The Take hinges on being a party game for people to gather around and play. One person has a certain amount of time to hide a piece of intel and set traps, and then they pass the headset to the second player, who must find the hidden object before the clock runs down. It has three different rooms, and each features secret compartments. This lends it some replayability as both the hider and seeker will discover new nooks and crannies.
I tried it at the VRLA event last week in Los Angeles, and I took on the role of the second spy. As I tore through the room to try to find the hidden intel, little comic book sound effects popped up around me, like “BANG!” and “FWOOSH!” Stuido’s lead developer, John Cornacchioli, says that the team drew inspiration from pop artists like Roy Lichtenstein as well as the Golden Age of comic books.
I eventually found the intel, but not before a flashbang blinded me when I triggered a pressure trap by checking behind a painting. I won with only a few seconds to spare — a close match with Player One.
Cornacchioli says that the team wanted to create an experience where players could easily compete with their friends. They also wanted to develop a game that people can experience in a group setting.
“You go to a place to play VR,” said Cornacchioli in an interview with GamesBeat. “It’s not just like, everyone has it, so I’ll play from home. I would have people over to my house, or we’d have people at the office, and we’d say, hey, play this! And they’d play it while we’d just sit there and watch them play. There was no way to directly engage in person with someone in this virtual space. This allows you to have one headset, really easy onboarding.”

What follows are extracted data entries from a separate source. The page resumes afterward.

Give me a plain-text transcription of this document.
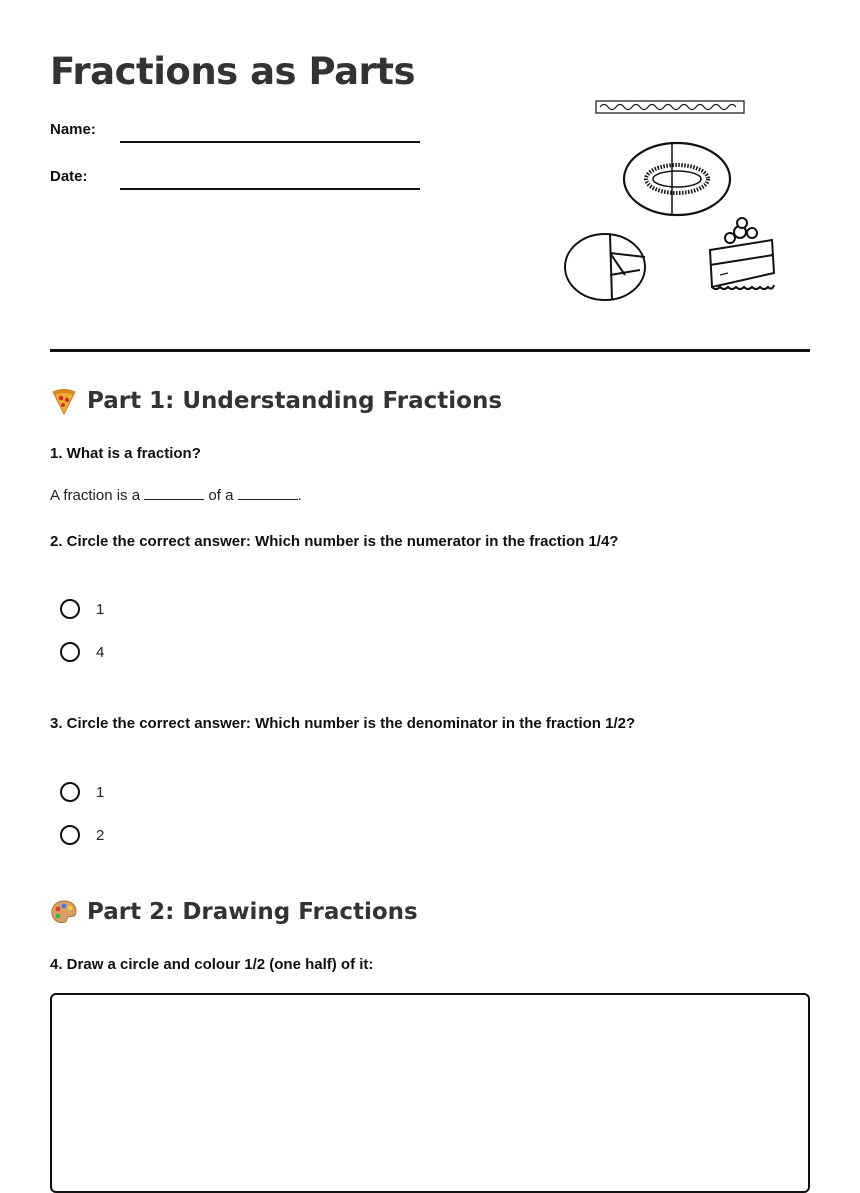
Fractions as Parts
Name:
Date:
Part 1: Understanding Fractions
1. What is a fraction?
A fraction is a	of a	.
2. Circle the correct answer: Which number is the numerator in the fraction 1/4?
1
4
3. Circle the correct answer: Which number is the denominator in the fraction 1/2?
1
2
Part 2: Drawing Fractions
4. Draw a circle and colour 1/2 (one half) of it:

Cornacchioli says that, from the start, the studio programmed the game so that it could be easily ported to different platforms. The main challenge, however, is in the control scheme.
“Oculus has a joystick. Vive has a touchpad. PlayStation doesn’t have either. [It has a wand — Ed.] Windows Mixed Reality, I think, has both [It features a joystick and touchpad side-by-side — Ed.],” said Cornacchioli. “So, uh, what feels right for the player to use? That, to me, was just like—finding what orientation of those buttons feels good for the player, what makes sense, and how they can do it without cramping up their hands.”
The Take only has two buttons — three, if you feel like using its optional inventory system — for grabbing items and teleporting. None of the traps cause death; instead, they shave precious time off the clock. It’s a forgiving game experience that feels like part scavenger hunt, part escape the room. Whichever platform it ends up on, Stuido has successfully designed it to be a colorful, accessible game.